A pequena abaixou a cabeça,
aparando o golpe, mas o golpe não veio. Era uma advertência; se à noitinha a
tarefa não estivesse pronta, Lucrécia receberia o castigo do costume. Damião
olhou para a pequena; era uma negrinha, magricela, um frangalho de nada, com
uma cicatriz na testa e uma queimadura na mão esquerda. Contava onze anos.
Damião reparou que tossia, mas para dentro, surdamente, a fim de não
interromper a conversação. Teve pena da negrinha, e resolveu apadrinhá-la, se
não acabasse a tarefa. Sinhá Rita não lhe negaria o perdão... Demais, ela rira
por achar-lhe graça; a culpa era sua, se há culpa em ter chiste (4).

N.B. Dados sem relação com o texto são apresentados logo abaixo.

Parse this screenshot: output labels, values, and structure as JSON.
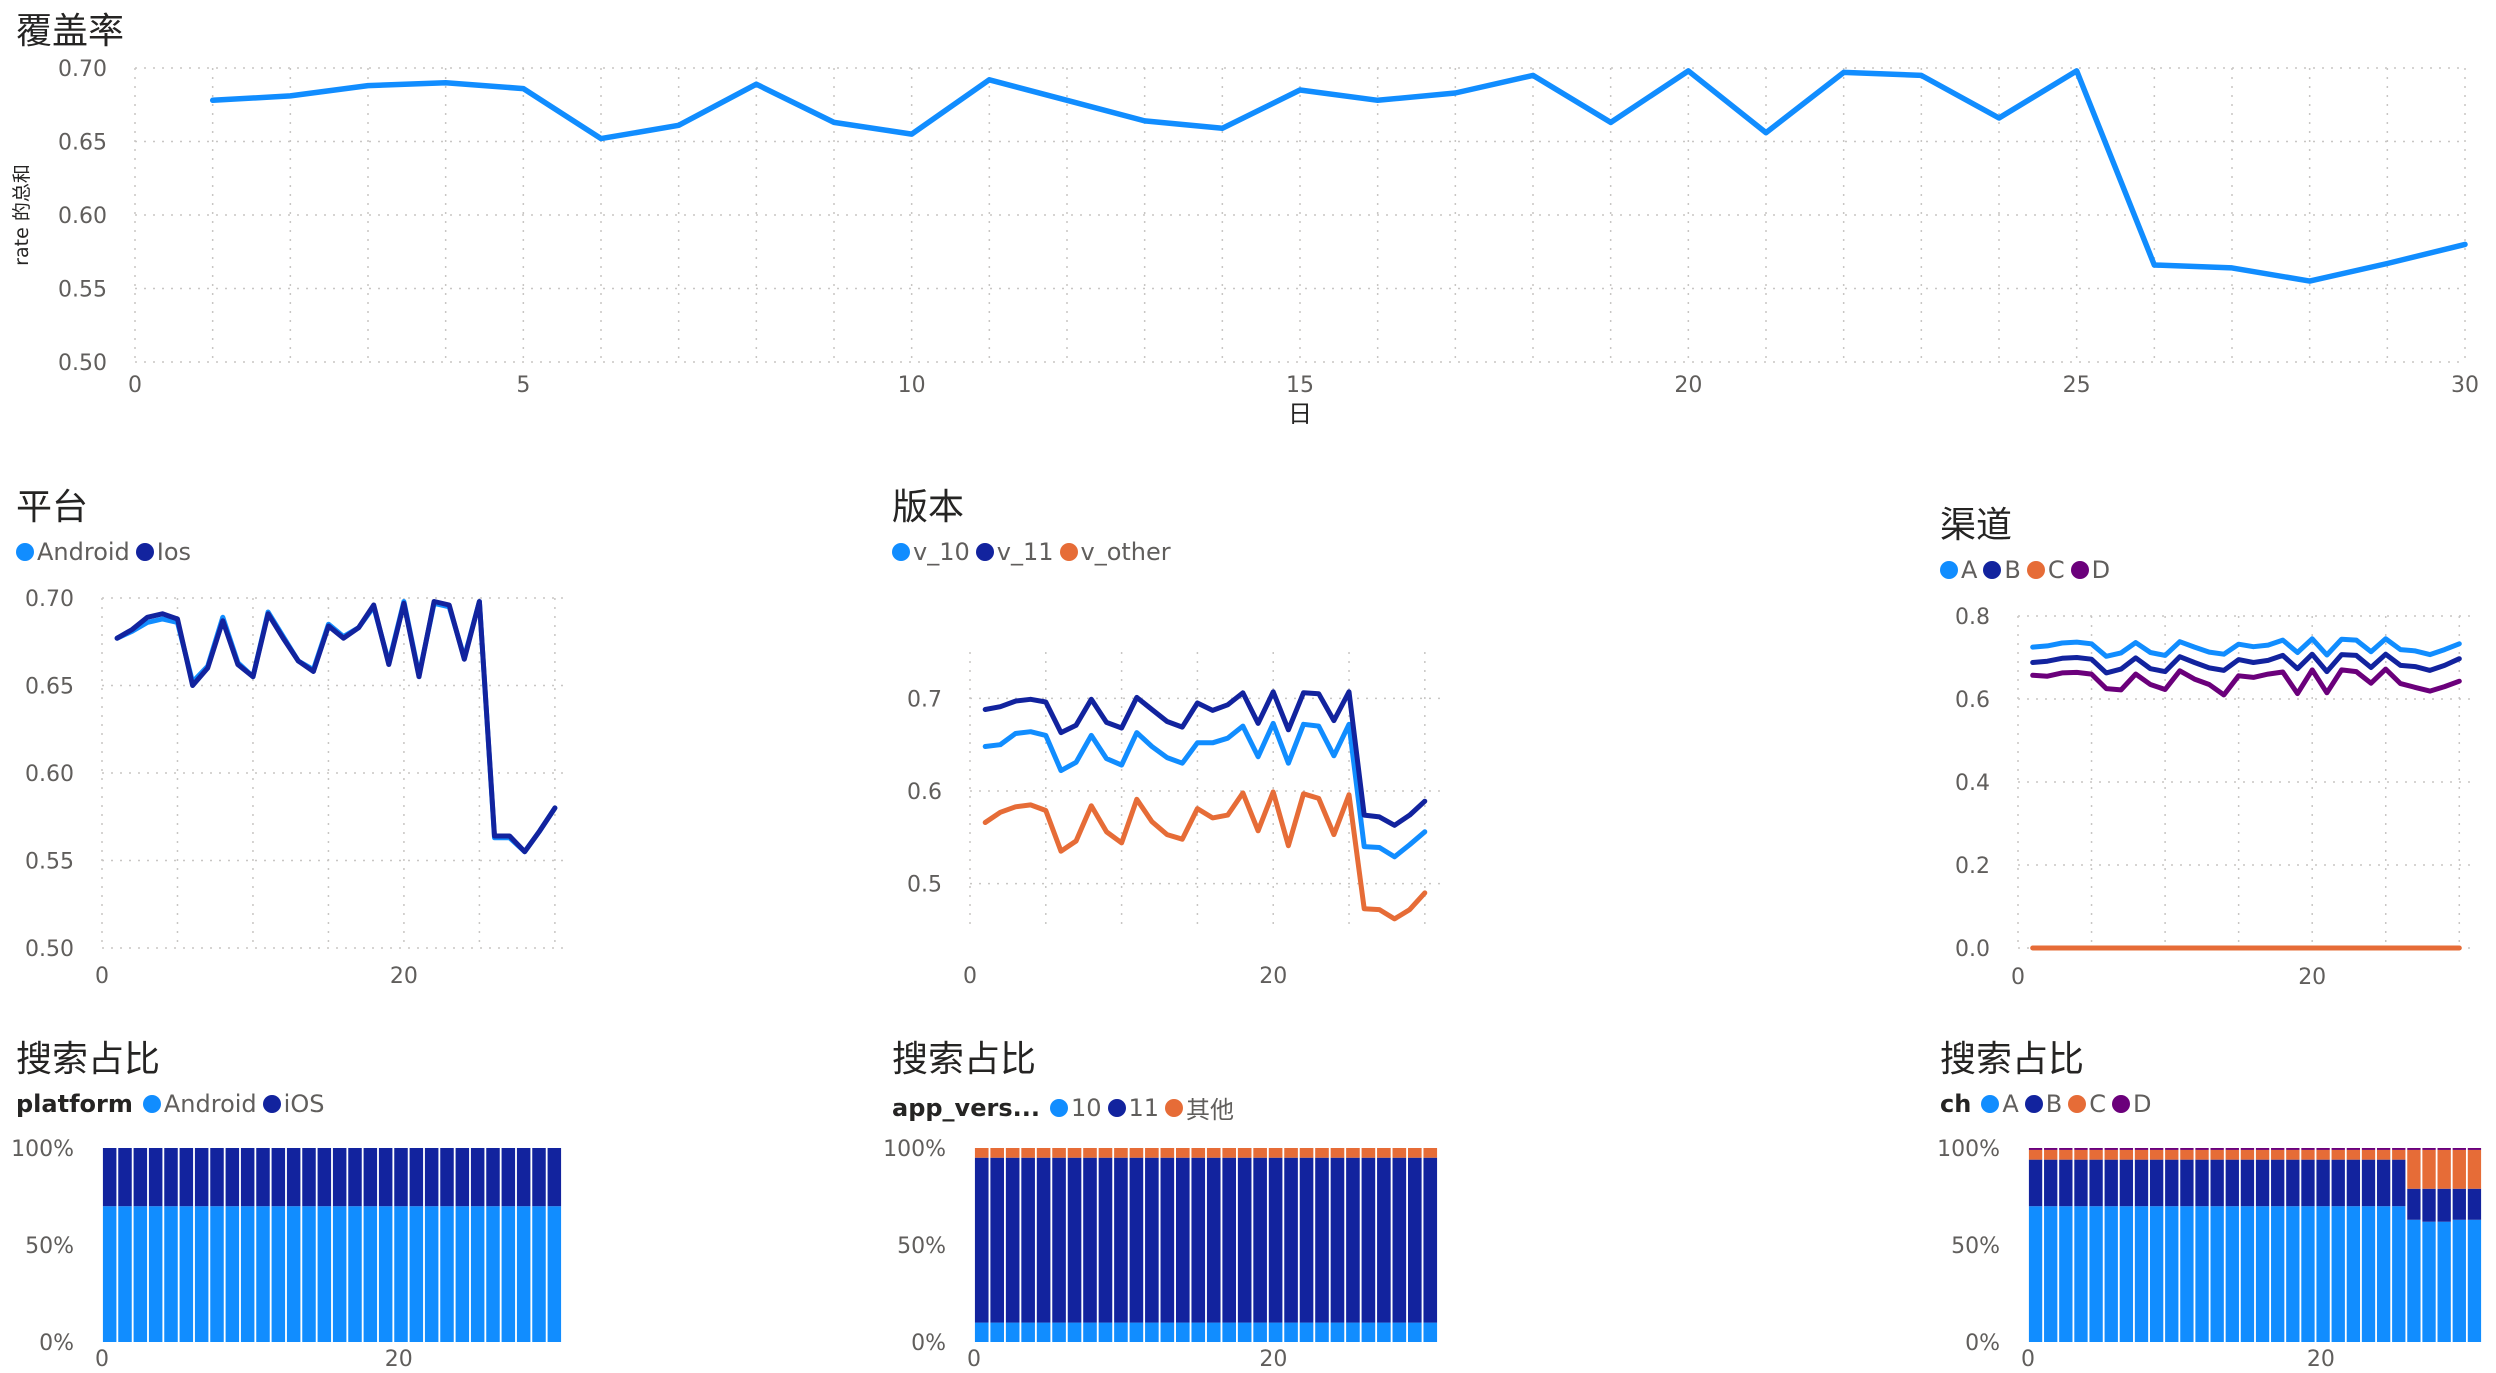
{
  "colors": {
    "light_blue": "#118DFF",
    "dark_blue": "#12239E",
    "orange": "#E66C37",
    "purple": "#6B007B",
    "grid": "#c8c6c4",
    "axis_text": "#605e5c"
  },
  "chart_data": [
    {
      "id": "coverage",
      "type": "line",
      "title": "覆盖率",
      "xlabel": "日",
      "ylabel": "rate 的总和",
      "xlim": [
        0,
        30
      ],
      "ylim": [
        0.5,
        0.7
      ],
      "xticks": [
        0,
        5,
        10,
        15,
        20,
        25,
        30
      ],
      "yticks": [
        0.5,
        0.55,
        0.6,
        0.65,
        0.7
      ],
      "ytick_labels": [
        "0.50",
        "0.55",
        "0.60",
        "0.65",
        "0.70"
      ],
      "grid": true,
      "x": [
        1,
        2,
        3,
        4,
        5,
        6,
        7,
        8,
        9,
        10,
        11,
        12,
        13,
        14,
        15,
        16,
        17,
        18,
        19,
        20,
        21,
        22,
        23,
        24,
        25,
        26,
        27,
        28,
        29,
        30
      ],
      "series": [
        {
          "color": "#118DFF",
          "values": [
            0.678,
            0.681,
            0.688,
            0.69,
            0.686,
            0.652,
            0.661,
            0.689,
            0.663,
            0.655,
            0.692,
            0.678,
            0.664,
            0.659,
            0.685,
            0.678,
            0.683,
            0.695,
            0.663,
            0.698,
            0.656,
            0.697,
            0.695,
            0.666,
            0.698,
            0.566,
            0.564,
            0.555,
            0.567,
            0.58
          ]
        }
      ]
    },
    {
      "id": "platform",
      "type": "line",
      "title": "平台",
      "xlim": [
        0,
        31
      ],
      "ylim": [
        0.5,
        0.7
      ],
      "xticks": [
        0,
        20
      ],
      "yticks": [
        0.5,
        0.55,
        0.6,
        0.65,
        0.7
      ],
      "ytick_labels": [
        "0.50",
        "0.55",
        "0.60",
        "0.65",
        "0.70"
      ],
      "grid": true,
      "legend_position": "top-left",
      "x": [
        1,
        2,
        3,
        4,
        5,
        6,
        7,
        8,
        9,
        10,
        11,
        12,
        13,
        14,
        15,
        16,
        17,
        18,
        19,
        20,
        21,
        22,
        23,
        24,
        25,
        26,
        27,
        28,
        29,
        30
      ],
      "series": [
        {
          "name": "Android",
          "color": "#118DFF",
          "values": [
            0.677,
            0.681,
            0.686,
            0.688,
            0.686,
            0.652,
            0.661,
            0.689,
            0.663,
            0.655,
            0.692,
            0.678,
            0.664,
            0.659,
            0.685,
            0.678,
            0.683,
            0.695,
            0.663,
            0.698,
            0.656,
            0.697,
            0.695,
            0.666,
            0.698,
            0.563,
            0.563,
            0.555,
            0.567,
            0.58
          ]
        },
        {
          "name": "Ios",
          "color": "#12239E",
          "values": [
            0.677,
            0.682,
            0.689,
            0.691,
            0.688,
            0.65,
            0.66,
            0.687,
            0.662,
            0.655,
            0.691,
            0.677,
            0.664,
            0.658,
            0.684,
            0.677,
            0.683,
            0.696,
            0.662,
            0.697,
            0.655,
            0.698,
            0.696,
            0.665,
            0.698,
            0.564,
            0.564,
            0.555,
            0.567,
            0.58
          ]
        }
      ]
    },
    {
      "id": "version",
      "type": "line",
      "title": "版本",
      "xlim": [
        0,
        31
      ],
      "ylim": [
        0.45,
        0.75
      ],
      "xticks": [
        0,
        20
      ],
      "yticks": [
        0.5,
        0.6,
        0.7
      ],
      "ytick_labels": [
        "0.5",
        "0.6",
        "0.7"
      ],
      "grid": true,
      "legend_position": "top-left",
      "x": [
        1,
        2,
        3,
        4,
        5,
        6,
        7,
        8,
        9,
        10,
        11,
        12,
        13,
        14,
        15,
        16,
        17,
        18,
        19,
        20,
        21,
        22,
        23,
        24,
        25,
        26,
        27,
        28,
        29,
        30
      ],
      "series": [
        {
          "name": "v_10",
          "color": "#118DFF",
          "values": [
            0.648,
            0.65,
            0.662,
            0.664,
            0.66,
            0.622,
            0.631,
            0.66,
            0.635,
            0.628,
            0.663,
            0.648,
            0.636,
            0.63,
            0.652,
            0.652,
            0.657,
            0.67,
            0.637,
            0.673,
            0.63,
            0.672,
            0.67,
            0.638,
            0.672,
            0.54,
            0.539,
            0.529,
            0.542,
            0.556
          ]
        },
        {
          "name": "v_11",
          "color": "#12239E",
          "values": [
            0.688,
            0.691,
            0.697,
            0.699,
            0.696,
            0.663,
            0.671,
            0.699,
            0.674,
            0.668,
            0.701,
            0.688,
            0.675,
            0.669,
            0.695,
            0.687,
            0.693,
            0.706,
            0.673,
            0.707,
            0.666,
            0.706,
            0.705,
            0.676,
            0.707,
            0.574,
            0.572,
            0.563,
            0.574,
            0.589
          ]
        },
        {
          "name": "v_other",
          "color": "#E66C37",
          "values": [
            0.566,
            0.577,
            0.583,
            0.585,
            0.579,
            0.535,
            0.546,
            0.584,
            0.556,
            0.544,
            0.591,
            0.567,
            0.553,
            0.548,
            0.581,
            0.571,
            0.574,
            0.598,
            0.557,
            0.599,
            0.541,
            0.597,
            0.592,
            0.553,
            0.596,
            0.473,
            0.472,
            0.462,
            0.472,
            0.49
          ]
        }
      ]
    },
    {
      "id": "channel",
      "type": "line",
      "title": "渠道",
      "xlim": [
        0,
        31
      ],
      "ylim": [
        0,
        0.8
      ],
      "xticks": [
        0,
        20
      ],
      "yticks": [
        0,
        0.2,
        0.4,
        0.6,
        0.8
      ],
      "ytick_labels": [
        "0.0",
        "0.2",
        "0.4",
        "0.6",
        "0.8"
      ],
      "grid": true,
      "legend_position": "top-left",
      "x": [
        1,
        2,
        3,
        4,
        5,
        6,
        7,
        8,
        9,
        10,
        11,
        12,
        13,
        14,
        15,
        16,
        17,
        18,
        19,
        20,
        21,
        22,
        23,
        24,
        25,
        26,
        27,
        28,
        29,
        30
      ],
      "series": [
        {
          "name": "A",
          "color": "#118DFF",
          "values": [
            0.725,
            0.728,
            0.735,
            0.737,
            0.733,
            0.703,
            0.711,
            0.736,
            0.712,
            0.705,
            0.738,
            0.725,
            0.713,
            0.708,
            0.732,
            0.726,
            0.73,
            0.742,
            0.712,
            0.745,
            0.706,
            0.744,
            0.742,
            0.714,
            0.745,
            0.719,
            0.716,
            0.707,
            0.719,
            0.733
          ]
        },
        {
          "name": "B",
          "color": "#12239E",
          "values": [
            0.688,
            0.691,
            0.698,
            0.7,
            0.696,
            0.663,
            0.672,
            0.699,
            0.673,
            0.666,
            0.702,
            0.688,
            0.675,
            0.669,
            0.695,
            0.688,
            0.693,
            0.705,
            0.673,
            0.708,
            0.666,
            0.707,
            0.705,
            0.676,
            0.708,
            0.681,
            0.678,
            0.669,
            0.681,
            0.697
          ]
        },
        {
          "name": "C",
          "color": "#E66C37",
          "values": [
            0,
            0,
            0,
            0,
            0,
            0,
            0,
            0,
            0,
            0,
            0,
            0,
            0,
            0,
            0,
            0,
            0,
            0,
            0,
            0,
            0,
            0,
            0,
            0,
            0,
            0,
            0,
            0,
            0,
            0
          ]
        },
        {
          "name": "D",
          "color": "#6B007B",
          "values": [
            0.657,
            0.655,
            0.663,
            0.664,
            0.66,
            0.625,
            0.622,
            0.66,
            0.635,
            0.623,
            0.668,
            0.648,
            0.635,
            0.61,
            0.656,
            0.652,
            0.66,
            0.665,
            0.613,
            0.67,
            0.615,
            0.67,
            0.666,
            0.638,
            0.672,
            0.637,
            0.628,
            0.619,
            0.63,
            0.643
          ]
        }
      ]
    },
    {
      "id": "search_platform",
      "type": "bar",
      "stacked": "percent",
      "title": "搜索占比",
      "legend_title": "platform",
      "xlim": [
        0,
        31
      ],
      "ylim": [
        0,
        1
      ],
      "xticks": [
        0,
        20
      ],
      "yticks": [
        0,
        0.5,
        1
      ],
      "ytick_labels": [
        "0%",
        "50%",
        "100%"
      ],
      "grid": false,
      "legend_position": "top-left",
      "x": [
        1,
        2,
        3,
        4,
        5,
        6,
        7,
        8,
        9,
        10,
        11,
        12,
        13,
        14,
        15,
        16,
        17,
        18,
        19,
        20,
        21,
        22,
        23,
        24,
        25,
        26,
        27,
        28,
        29,
        30
      ],
      "series": [
        {
          "name": "Android",
          "color": "#118DFF",
          "values": [
            0.7,
            0.7,
            0.7,
            0.7,
            0.7,
            0.7,
            0.7,
            0.7,
            0.7,
            0.7,
            0.7,
            0.7,
            0.7,
            0.7,
            0.7,
            0.7,
            0.7,
            0.7,
            0.7,
            0.7,
            0.7,
            0.7,
            0.7,
            0.7,
            0.7,
            0.7,
            0.7,
            0.7,
            0.7,
            0.7
          ]
        },
        {
          "name": "iOS",
          "color": "#12239E",
          "values": [
            0.3,
            0.3,
            0.3,
            0.3,
            0.3,
            0.3,
            0.3,
            0.3,
            0.3,
            0.3,
            0.3,
            0.3,
            0.3,
            0.3,
            0.3,
            0.3,
            0.3,
            0.3,
            0.3,
            0.3,
            0.3,
            0.3,
            0.3,
            0.3,
            0.3,
            0.3,
            0.3,
            0.3,
            0.3,
            0.3
          ]
        }
      ]
    },
    {
      "id": "search_version",
      "type": "bar",
      "stacked": "percent",
      "title": "搜索占比",
      "legend_title": "app_vers...",
      "xlim": [
        0,
        31
      ],
      "ylim": [
        0,
        1
      ],
      "xticks": [
        0,
        20
      ],
      "yticks": [
        0,
        0.5,
        1
      ],
      "ytick_labels": [
        "0%",
        "50%",
        "100%"
      ],
      "grid": false,
      "legend_position": "top-left",
      "x": [
        1,
        2,
        3,
        4,
        5,
        6,
        7,
        8,
        9,
        10,
        11,
        12,
        13,
        14,
        15,
        16,
        17,
        18,
        19,
        20,
        21,
        22,
        23,
        24,
        25,
        26,
        27,
        28,
        29,
        30
      ],
      "series": [
        {
          "name": "10",
          "color": "#118DFF",
          "values": [
            0.1,
            0.1,
            0.1,
            0.1,
            0.1,
            0.1,
            0.1,
            0.1,
            0.1,
            0.1,
            0.1,
            0.1,
            0.1,
            0.1,
            0.1,
            0.1,
            0.1,
            0.1,
            0.1,
            0.1,
            0.1,
            0.1,
            0.1,
            0.1,
            0.1,
            0.1,
            0.1,
            0.1,
            0.1,
            0.1
          ]
        },
        {
          "name": "11",
          "color": "#12239E",
          "values": [
            0.85,
            0.85,
            0.85,
            0.85,
            0.85,
            0.85,
            0.85,
            0.85,
            0.85,
            0.85,
            0.85,
            0.85,
            0.85,
            0.85,
            0.85,
            0.85,
            0.85,
            0.85,
            0.85,
            0.85,
            0.85,
            0.85,
            0.85,
            0.85,
            0.85,
            0.85,
            0.85,
            0.85,
            0.85,
            0.85
          ]
        },
        {
          "name": "其他",
          "color": "#E66C37",
          "values": [
            0.05,
            0.05,
            0.05,
            0.05,
            0.05,
            0.05,
            0.05,
            0.05,
            0.05,
            0.05,
            0.05,
            0.05,
            0.05,
            0.05,
            0.05,
            0.05,
            0.05,
            0.05,
            0.05,
            0.05,
            0.05,
            0.05,
            0.05,
            0.05,
            0.05,
            0.05,
            0.05,
            0.05,
            0.05,
            0.05
          ]
        }
      ]
    },
    {
      "id": "search_channel",
      "type": "bar",
      "stacked": "percent",
      "title": "搜索占比",
      "legend_title": "ch",
      "xlim": [
        0,
        31
      ],
      "ylim": [
        0,
        1
      ],
      "xticks": [
        0,
        20
      ],
      "yticks": [
        0,
        0.5,
        1
      ],
      "ytick_labels": [
        "0%",
        "50%",
        "100%"
      ],
      "grid": false,
      "legend_position": "top-left",
      "x": [
        1,
        2,
        3,
        4,
        5,
        6,
        7,
        8,
        9,
        10,
        11,
        12,
        13,
        14,
        15,
        16,
        17,
        18,
        19,
        20,
        21,
        22,
        23,
        24,
        25,
        26,
        27,
        28,
        29,
        30
      ],
      "series": [
        {
          "name": "A",
          "color": "#118DFF",
          "values": [
            0.7,
            0.7,
            0.7,
            0.7,
            0.7,
            0.7,
            0.7,
            0.7,
            0.7,
            0.7,
            0.7,
            0.7,
            0.7,
            0.7,
            0.7,
            0.7,
            0.7,
            0.7,
            0.7,
            0.7,
            0.7,
            0.7,
            0.7,
            0.7,
            0.7,
            0.63,
            0.62,
            0.62,
            0.63,
            0.63
          ]
        },
        {
          "name": "B",
          "color": "#12239E",
          "values": [
            0.24,
            0.24,
            0.24,
            0.24,
            0.24,
            0.24,
            0.24,
            0.24,
            0.24,
            0.24,
            0.24,
            0.24,
            0.24,
            0.24,
            0.24,
            0.24,
            0.24,
            0.24,
            0.24,
            0.24,
            0.24,
            0.24,
            0.24,
            0.24,
            0.24,
            0.16,
            0.17,
            0.17,
            0.16,
            0.16
          ]
        },
        {
          "name": "C",
          "color": "#E66C37",
          "values": [
            0.05,
            0.05,
            0.05,
            0.05,
            0.05,
            0.05,
            0.05,
            0.05,
            0.05,
            0.05,
            0.05,
            0.05,
            0.05,
            0.05,
            0.05,
            0.05,
            0.05,
            0.05,
            0.05,
            0.05,
            0.05,
            0.05,
            0.05,
            0.05,
            0.05,
            0.2,
            0.2,
            0.2,
            0.2,
            0.2
          ]
        },
        {
          "name": "D",
          "color": "#6B007B",
          "values": [
            0.01,
            0.01,
            0.01,
            0.01,
            0.01,
            0.01,
            0.01,
            0.01,
            0.01,
            0.01,
            0.01,
            0.01,
            0.01,
            0.01,
            0.01,
            0.01,
            0.01,
            0.01,
            0.01,
            0.01,
            0.01,
            0.01,
            0.01,
            0.01,
            0.01,
            0.01,
            0.01,
            0.01,
            0.01,
            0.01
          ]
        }
      ]
    }
  ]
}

Nisto, chegou João Carneiro.
Empalideceu quando viu ali o afilhado, e olhou para Sinhá Rita, que não gastou
tempo com preâmbulos. Disse-lhe que era preciso tirar o moço do seminário, que
ele não tinha vocação para a vida eclesiástica, e antes um padre de menos que
um padre ruim. Cá fora também se podia amar e servir a Nosso Senhor. João
Carneiro, assombrado, não achou que replicar durante os primeiros minutos;
afinal, abriu a boca e repreendeu o afilhado por ter vindo incomodar
"pessoas estranhas", e em seguida afirmou que o castigaria.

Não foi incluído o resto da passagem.